The conductor with no insulation lands on a 50 amp breaker.
A garbage truck caught the service drop and the riser was seriously bent.
And look at this. Where do these people get the nerve to do electrical work. I forgot to mention that I had to climb a tree to get on the roof.
I hope that someone told you about these. Get one and understand what it is good for. Know its limitations. Mine is missing a button and the Southwire brand is the most sensitive of the three that I have tried. I don't touch anything metal until I touch it with this. Roof top units will give a false positive,
Here we are at the main. None of the breakers in any of the cabinets is labeled.
When you find stuff like this you have to deal with it
Here is that neighbor's backyard.
These fans were presented as exhaust fans for a hydrogen collection system. There are two in case one fails. If either of them ever encountered hydrogen there would certainly be a failure.
The crease in the conduit is not that obvious....the wire rope is what tripped them up....that and the flashing.
Roofers spend too much time in the sun.
An addition resulted in the a new panel with the ARC fault breakers. The breakers are energized. Tripping the breakers does not shut off anything in the dwelling. The meter main service is on the other side if the building.

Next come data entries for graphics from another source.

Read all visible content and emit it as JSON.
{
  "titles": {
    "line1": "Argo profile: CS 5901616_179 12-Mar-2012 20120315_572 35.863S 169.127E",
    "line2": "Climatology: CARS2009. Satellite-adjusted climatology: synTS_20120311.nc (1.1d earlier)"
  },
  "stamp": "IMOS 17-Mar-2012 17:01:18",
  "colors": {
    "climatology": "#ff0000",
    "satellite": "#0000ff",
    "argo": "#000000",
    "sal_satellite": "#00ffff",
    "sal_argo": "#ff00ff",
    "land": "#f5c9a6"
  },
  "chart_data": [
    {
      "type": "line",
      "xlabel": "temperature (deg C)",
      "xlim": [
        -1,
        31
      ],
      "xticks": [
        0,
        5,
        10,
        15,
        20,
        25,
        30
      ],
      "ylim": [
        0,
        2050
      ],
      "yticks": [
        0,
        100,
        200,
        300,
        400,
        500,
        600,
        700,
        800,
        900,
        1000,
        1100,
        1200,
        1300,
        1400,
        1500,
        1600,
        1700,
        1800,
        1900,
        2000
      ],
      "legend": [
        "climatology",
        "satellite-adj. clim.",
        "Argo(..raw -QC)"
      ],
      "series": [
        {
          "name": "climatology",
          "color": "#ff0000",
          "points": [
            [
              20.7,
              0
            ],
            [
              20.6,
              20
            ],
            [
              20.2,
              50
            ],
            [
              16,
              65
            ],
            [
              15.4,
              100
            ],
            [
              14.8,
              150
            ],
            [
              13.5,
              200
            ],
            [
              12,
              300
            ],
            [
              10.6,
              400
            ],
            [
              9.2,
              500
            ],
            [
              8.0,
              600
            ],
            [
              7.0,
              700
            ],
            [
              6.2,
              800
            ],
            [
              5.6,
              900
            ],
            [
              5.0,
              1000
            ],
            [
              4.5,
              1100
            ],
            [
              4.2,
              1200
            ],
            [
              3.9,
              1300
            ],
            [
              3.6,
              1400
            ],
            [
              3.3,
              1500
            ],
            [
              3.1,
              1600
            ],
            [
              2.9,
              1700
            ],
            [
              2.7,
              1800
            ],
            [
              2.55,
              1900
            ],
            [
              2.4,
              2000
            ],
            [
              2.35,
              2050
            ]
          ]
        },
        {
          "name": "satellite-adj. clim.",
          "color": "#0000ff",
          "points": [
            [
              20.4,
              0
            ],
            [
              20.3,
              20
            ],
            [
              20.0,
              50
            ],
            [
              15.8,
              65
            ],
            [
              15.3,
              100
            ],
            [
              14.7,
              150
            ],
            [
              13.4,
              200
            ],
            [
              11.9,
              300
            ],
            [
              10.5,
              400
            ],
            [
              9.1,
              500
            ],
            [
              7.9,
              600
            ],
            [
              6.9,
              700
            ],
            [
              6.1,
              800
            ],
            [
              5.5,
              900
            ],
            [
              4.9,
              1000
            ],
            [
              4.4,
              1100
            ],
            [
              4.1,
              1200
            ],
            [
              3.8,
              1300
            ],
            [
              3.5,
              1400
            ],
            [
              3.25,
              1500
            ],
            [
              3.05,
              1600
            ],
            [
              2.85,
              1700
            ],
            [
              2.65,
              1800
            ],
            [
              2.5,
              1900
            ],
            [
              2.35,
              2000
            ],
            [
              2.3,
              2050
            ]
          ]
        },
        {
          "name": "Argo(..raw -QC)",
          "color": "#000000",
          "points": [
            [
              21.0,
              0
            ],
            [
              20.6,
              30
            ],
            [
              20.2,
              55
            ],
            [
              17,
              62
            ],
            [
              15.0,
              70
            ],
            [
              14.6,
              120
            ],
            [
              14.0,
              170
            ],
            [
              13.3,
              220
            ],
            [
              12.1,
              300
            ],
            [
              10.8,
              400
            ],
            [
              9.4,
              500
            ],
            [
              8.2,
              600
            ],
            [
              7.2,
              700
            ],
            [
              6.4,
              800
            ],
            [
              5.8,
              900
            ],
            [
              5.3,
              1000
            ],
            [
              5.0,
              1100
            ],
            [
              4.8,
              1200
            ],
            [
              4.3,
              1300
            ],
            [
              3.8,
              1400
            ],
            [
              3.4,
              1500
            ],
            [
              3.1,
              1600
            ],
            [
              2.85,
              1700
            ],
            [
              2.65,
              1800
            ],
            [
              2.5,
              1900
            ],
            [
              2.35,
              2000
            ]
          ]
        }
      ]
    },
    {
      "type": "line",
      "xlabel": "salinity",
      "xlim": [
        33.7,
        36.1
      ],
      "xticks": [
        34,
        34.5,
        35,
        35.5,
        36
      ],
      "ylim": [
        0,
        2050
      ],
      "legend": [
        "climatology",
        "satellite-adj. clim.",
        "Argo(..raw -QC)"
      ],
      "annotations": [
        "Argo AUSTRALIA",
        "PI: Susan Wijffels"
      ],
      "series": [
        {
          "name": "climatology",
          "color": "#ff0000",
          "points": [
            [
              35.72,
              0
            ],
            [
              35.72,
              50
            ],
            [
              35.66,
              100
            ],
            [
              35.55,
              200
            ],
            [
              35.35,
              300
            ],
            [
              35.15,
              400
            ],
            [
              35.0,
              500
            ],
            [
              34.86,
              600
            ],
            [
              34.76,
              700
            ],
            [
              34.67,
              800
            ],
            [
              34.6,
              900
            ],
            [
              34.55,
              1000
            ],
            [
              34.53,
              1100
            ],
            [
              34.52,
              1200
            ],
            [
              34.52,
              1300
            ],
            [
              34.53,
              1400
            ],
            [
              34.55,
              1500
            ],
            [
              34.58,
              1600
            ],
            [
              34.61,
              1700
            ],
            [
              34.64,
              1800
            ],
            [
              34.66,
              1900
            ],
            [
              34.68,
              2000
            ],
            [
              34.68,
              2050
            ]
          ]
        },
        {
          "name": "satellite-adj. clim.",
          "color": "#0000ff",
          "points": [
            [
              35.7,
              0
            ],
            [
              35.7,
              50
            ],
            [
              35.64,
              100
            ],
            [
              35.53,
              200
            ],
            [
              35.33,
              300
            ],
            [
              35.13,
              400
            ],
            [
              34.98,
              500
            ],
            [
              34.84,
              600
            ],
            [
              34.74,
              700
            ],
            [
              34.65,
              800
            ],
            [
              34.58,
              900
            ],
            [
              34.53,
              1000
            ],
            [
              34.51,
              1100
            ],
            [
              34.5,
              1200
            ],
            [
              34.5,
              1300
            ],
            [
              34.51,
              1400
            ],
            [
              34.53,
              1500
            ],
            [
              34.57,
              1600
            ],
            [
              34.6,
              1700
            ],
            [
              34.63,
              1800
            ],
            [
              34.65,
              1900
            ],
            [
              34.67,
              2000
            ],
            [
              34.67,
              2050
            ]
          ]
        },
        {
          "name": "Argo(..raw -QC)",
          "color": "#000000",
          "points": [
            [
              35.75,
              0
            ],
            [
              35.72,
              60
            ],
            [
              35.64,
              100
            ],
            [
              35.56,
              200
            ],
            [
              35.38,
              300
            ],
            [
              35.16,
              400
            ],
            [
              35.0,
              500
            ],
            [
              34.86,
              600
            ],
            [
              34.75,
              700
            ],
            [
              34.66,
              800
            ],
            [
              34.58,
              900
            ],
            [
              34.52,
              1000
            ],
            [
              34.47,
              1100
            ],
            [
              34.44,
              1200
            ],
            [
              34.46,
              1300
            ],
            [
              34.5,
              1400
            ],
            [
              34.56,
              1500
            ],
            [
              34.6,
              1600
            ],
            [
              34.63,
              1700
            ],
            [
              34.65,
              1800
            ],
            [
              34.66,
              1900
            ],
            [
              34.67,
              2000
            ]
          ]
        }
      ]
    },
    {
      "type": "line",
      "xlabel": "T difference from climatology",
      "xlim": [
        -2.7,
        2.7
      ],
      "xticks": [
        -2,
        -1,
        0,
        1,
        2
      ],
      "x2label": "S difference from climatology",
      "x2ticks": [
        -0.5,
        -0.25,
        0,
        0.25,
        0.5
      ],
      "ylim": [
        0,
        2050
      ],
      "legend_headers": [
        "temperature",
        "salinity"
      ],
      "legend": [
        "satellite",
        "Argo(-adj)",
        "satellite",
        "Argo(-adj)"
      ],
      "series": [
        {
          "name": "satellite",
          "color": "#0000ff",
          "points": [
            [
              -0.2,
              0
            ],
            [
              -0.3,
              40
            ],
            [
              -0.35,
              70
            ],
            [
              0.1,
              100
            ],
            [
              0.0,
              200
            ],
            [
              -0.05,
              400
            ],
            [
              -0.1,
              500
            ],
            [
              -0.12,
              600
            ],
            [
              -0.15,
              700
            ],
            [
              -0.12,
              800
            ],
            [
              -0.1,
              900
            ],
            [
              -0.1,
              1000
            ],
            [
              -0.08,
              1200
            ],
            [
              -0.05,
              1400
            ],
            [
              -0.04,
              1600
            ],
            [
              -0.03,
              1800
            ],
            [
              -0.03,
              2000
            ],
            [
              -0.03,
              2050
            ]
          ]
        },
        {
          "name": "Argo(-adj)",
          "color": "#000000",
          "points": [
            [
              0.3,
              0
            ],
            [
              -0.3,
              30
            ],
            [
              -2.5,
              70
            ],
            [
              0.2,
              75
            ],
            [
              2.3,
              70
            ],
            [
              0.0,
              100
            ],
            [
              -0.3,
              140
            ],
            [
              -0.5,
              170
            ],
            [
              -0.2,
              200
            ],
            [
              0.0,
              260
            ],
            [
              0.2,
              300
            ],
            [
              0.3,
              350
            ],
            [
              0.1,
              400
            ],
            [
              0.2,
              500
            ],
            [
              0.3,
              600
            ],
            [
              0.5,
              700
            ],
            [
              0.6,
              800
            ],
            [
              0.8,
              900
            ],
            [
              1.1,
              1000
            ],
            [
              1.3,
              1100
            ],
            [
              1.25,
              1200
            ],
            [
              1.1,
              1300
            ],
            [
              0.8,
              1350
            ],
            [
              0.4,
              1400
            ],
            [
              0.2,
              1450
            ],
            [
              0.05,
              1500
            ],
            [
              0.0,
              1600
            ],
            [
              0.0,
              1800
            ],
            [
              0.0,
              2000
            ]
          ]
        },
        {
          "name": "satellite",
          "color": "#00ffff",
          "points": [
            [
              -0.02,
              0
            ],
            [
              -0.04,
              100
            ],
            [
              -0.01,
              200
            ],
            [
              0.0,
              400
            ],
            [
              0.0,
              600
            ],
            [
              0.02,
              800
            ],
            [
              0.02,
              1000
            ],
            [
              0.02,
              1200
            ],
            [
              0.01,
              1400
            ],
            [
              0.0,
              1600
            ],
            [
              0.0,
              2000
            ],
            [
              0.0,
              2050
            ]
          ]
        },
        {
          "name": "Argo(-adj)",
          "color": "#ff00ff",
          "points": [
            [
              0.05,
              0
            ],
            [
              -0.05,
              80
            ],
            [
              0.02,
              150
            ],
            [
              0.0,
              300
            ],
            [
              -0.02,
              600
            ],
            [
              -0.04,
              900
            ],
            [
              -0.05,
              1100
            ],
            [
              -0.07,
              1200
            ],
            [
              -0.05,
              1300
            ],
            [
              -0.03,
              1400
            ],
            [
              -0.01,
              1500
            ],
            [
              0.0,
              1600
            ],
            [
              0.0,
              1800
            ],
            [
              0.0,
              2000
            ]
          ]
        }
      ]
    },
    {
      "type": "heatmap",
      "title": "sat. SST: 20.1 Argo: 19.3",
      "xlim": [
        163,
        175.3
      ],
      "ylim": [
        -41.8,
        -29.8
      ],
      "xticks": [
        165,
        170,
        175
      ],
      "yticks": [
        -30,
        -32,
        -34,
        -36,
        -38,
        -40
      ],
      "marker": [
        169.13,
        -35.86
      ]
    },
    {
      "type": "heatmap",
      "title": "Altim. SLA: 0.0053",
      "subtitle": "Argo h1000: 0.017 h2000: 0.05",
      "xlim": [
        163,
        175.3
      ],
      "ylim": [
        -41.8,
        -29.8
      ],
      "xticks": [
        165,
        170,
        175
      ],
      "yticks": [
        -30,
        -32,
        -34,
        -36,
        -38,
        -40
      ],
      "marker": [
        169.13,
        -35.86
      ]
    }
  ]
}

Apparently the service panel is on the other side of the house. Edison got a twofer that day.
The service is 200amp. the GEC is a bare #10. It hits the rod and then goes through the siding to ....well I'm not sure to where.
The GEC leaves the cabinet wedged against a split bolt.
This is a service drop that was rubbing the corner of a patio cover roof. It it energized.
I wrote a correction to hire a California Certified Journeyman.
It used to be that any adult, and most kids, that saw this would be all over it. Nowadays you'll be told to mind your own business.
Expect the unexpected. That's right, the bare ground wire is energized.
The fire happened in 2015. An inspector yellow tagged the dwelling. Now (2017) I was asked to visit the site for an update of our records. The yellow tag is still there. It is faded and not legible. The service drop is energized. Was Edison notified in 2015?
The job is a service upgrade and a complete rewire. The homeowner obtained the permit and hired some person that impersonates an electrician. Request for the service inspection was a bit premature.
The job was an el. service upgrade. The new service riser is on the left and the old is on the right. The Edison drop is connected to the old service entrance conductors. The old riser is energized. The drop isn't secured to the building and a gust of wind could put the mess on the ground....in the neighbor's backyard. I had to wait for Edison to roll up the drop.
The service drop normally lays on the roof. The roofer raised it in order to get some shingles in there.
A drill can be a gateway tool that leads to real danger.
The roof pitch is 7/8" so the last roof was a hot mop. That roofer didn't prop the drop before throwing hot tar. It's hard to know what that did to the insulation. And shingles will not go on this roof.
The motor does not have an external bonding lug as has been the norm forever. The code had recently changed and a double insulated motor no longer requires the solid #8 to a water pipe. That much I knew. The installation instructions stated that no jumper is required because the motor is double insulated. The mother is not double insulated. The contractor would not concede that there is a mistake. I called the manufacturer and was told that there is no requirement for a jumper with this model tub because there is a double insulated motor. They insisted that I was wrong and that was their top engineer.
The placement of the receptacle is a good example why the code changed and now requires a GFCI to be readily accessible.
It is in a residential attic. I came across it while inspecting the furnace. All of the wire is energized. I have no idea what it is. I wrote a correction to hire a licensed electrician to make it safe. That did happen.
Roofers get to worry about falling of the roof and getting electrocuted. Sometimes it's both.